As for keeping the burden of rising debt low, that depends on where interest rates are. 

The Federal Reserve is now committed to raising rates to quell out-of-control inflation; no one can predict where that cycle will take us.  

The economic forecasts included in the budget were unchanged from those presented last October; they project the interest rate on the 10-year Treasury note will average 2.1 percent this year and rise to 3.3 percent by FY 2032.

These figures are out of date, since the 10-year is currently almost 2.5 percent. Most economists are projecting that rate will rise to more than 3 percent next year.

What will higher interest rates mean for our country? Back in February, when aggressive rate hikes were but a twinkle in the eye of Fed Chair Jerome Powell, the Committee for a Responsible Federal Budget projected that interest payments would be the fastest-growing part of the federal budget.

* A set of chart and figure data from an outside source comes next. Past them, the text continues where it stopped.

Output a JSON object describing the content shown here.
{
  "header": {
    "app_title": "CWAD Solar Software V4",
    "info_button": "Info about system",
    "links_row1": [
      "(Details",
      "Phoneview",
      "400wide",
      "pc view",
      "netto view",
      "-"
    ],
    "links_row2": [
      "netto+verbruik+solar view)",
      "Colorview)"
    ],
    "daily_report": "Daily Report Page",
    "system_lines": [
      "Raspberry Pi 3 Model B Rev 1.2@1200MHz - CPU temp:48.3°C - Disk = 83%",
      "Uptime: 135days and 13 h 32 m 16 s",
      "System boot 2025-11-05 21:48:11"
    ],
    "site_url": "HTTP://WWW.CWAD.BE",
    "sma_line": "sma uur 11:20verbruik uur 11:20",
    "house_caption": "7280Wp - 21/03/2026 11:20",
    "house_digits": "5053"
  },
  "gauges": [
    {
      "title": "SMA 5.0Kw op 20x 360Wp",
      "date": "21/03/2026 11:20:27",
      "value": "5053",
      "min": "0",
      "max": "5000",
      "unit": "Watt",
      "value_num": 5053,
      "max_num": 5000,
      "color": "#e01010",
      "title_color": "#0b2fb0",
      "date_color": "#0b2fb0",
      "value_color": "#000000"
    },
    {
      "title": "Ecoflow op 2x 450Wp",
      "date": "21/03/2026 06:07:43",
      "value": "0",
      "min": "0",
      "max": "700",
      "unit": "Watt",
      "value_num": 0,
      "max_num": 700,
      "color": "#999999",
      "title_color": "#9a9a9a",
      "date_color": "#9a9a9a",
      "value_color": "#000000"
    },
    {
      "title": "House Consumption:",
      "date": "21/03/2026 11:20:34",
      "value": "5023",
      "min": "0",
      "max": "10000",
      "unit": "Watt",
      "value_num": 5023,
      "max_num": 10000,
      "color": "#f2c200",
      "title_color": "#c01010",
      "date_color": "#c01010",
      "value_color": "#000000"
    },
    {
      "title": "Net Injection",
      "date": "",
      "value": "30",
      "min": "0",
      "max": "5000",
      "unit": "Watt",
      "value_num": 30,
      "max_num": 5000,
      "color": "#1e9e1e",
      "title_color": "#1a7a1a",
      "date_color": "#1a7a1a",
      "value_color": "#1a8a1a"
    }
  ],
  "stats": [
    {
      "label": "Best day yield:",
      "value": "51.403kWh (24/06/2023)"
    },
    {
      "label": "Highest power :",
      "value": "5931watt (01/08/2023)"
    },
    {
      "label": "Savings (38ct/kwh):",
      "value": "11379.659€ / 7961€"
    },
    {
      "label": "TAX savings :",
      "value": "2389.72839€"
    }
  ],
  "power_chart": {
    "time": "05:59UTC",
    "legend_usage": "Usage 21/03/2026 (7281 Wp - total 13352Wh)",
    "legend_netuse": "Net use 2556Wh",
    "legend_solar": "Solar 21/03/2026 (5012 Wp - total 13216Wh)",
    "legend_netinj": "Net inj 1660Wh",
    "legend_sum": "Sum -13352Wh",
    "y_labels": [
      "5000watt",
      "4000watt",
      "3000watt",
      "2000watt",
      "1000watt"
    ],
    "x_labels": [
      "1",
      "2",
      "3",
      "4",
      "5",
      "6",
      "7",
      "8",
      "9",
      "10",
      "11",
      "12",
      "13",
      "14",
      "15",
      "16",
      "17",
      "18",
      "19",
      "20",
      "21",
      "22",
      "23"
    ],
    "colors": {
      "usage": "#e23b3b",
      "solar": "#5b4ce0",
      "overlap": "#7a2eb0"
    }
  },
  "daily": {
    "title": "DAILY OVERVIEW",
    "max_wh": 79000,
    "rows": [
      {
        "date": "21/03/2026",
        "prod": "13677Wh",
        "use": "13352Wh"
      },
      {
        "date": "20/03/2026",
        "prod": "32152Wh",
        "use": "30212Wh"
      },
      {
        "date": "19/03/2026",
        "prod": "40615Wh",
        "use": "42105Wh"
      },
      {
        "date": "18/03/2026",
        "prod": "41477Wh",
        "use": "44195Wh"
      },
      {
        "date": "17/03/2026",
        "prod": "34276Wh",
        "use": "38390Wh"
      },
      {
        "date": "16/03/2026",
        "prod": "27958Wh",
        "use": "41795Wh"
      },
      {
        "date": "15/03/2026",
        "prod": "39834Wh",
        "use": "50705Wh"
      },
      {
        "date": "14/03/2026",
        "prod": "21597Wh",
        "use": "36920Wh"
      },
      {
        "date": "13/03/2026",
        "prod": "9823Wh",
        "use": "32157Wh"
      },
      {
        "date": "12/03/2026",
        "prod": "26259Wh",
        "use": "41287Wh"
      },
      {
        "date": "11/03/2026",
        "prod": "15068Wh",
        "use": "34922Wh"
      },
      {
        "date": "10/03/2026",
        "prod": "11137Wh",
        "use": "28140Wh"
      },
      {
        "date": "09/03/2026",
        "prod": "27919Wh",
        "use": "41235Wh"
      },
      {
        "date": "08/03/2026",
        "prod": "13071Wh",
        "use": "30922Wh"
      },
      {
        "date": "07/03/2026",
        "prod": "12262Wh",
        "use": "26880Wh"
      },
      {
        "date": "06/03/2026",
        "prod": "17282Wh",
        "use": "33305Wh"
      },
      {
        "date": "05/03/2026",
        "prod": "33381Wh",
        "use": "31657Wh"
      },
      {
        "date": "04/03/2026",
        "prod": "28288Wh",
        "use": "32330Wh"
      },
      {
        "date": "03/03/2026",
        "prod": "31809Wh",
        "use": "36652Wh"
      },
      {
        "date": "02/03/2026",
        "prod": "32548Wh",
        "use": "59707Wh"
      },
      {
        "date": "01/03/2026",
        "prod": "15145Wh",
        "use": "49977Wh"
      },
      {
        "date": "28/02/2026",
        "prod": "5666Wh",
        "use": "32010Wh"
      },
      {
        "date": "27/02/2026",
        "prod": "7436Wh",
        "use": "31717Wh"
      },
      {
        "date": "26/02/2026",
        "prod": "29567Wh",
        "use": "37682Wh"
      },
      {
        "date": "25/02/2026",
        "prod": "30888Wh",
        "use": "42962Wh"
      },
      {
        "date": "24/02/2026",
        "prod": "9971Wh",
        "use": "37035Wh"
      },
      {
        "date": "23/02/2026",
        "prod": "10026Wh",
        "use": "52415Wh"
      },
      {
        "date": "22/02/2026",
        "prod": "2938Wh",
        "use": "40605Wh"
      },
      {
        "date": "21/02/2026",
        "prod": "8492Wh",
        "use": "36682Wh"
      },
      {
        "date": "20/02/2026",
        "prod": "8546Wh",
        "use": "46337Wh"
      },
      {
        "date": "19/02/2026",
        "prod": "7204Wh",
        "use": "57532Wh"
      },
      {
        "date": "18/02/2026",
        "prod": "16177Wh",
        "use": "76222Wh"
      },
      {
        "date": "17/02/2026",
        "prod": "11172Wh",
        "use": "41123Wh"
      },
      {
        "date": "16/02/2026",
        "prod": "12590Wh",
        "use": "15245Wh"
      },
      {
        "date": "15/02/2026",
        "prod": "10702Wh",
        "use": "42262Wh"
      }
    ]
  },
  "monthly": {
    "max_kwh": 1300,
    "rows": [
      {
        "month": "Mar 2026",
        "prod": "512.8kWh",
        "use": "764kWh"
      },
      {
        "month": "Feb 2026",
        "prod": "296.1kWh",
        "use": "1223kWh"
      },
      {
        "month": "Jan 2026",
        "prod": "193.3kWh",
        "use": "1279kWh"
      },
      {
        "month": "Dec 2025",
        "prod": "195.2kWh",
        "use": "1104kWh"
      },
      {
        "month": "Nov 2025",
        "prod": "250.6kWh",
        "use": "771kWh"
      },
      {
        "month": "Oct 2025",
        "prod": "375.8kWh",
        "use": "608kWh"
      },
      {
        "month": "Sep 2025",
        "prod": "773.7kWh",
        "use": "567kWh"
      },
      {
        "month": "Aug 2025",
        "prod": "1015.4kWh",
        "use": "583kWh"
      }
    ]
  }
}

They forecast that interest costs would average more than half a trillion dollars per year between fiscal 2022 and 2031. Included in that outlook was that inflation would steady out at 2.3 percent-2.4 percent after rising to 3.3 percent in 2021.

Since the Consumer Price Index totaled 7.9 percent in February, those projections were wildly optimistic.

The CRFB predicted that if interest rates rose faster – let’s say to 5.2 percent by fiscal 2032, up an additional 200 basis points – interest costs would jump to $9.2 trillion over the FY 2022 to 2031 period, or on average nearly $1 trillion per year, more than this year’s defense outlays. As a result, debt would end the period above 120 percent of GDP.

What would that mean to the average American?

Assuming we have some dedication to fiscal sanity, or that investors demand such, it would mean that other government spending categories would take a hit. Gone might be some of the priorities in this latest budget like, for instance, the $100 million to provide job training to offenders locked up in federal prison or the extra $88 million dedicated to the Antitrust Division of the Justice Department, dulling Biden’s quixotic attack on industry “concentration.”

It might even slice into the $2.6 billion provided to “Advance Equity and Equality Globally,” which I guess would hurt recipients overseas as opposed to U.S. citizens, but you get the point.

And, of course, there would likely be less money for windmills (speaking of quixotic).

Presidential budgets don’t mean much; they mainly serve as an indication of ambitions and priorities. Biden’s budget in particular is more campaign document than spending plan.  

It certainly won’t pass Congress. One hurdle would be Sen. Krysten Sinema (D-Ariz.), who has already resisted tax hikes on corporations. Others will follow her lead, pointing to evidence that higher taxes on corporations are paid for either with lower wage growth or higher prices — a charge Democrats cannot ignore as workers find their pay checks eviscerated by inflation.

Bottom line: Biden’s budget won’t save Democrats come November. Not even close.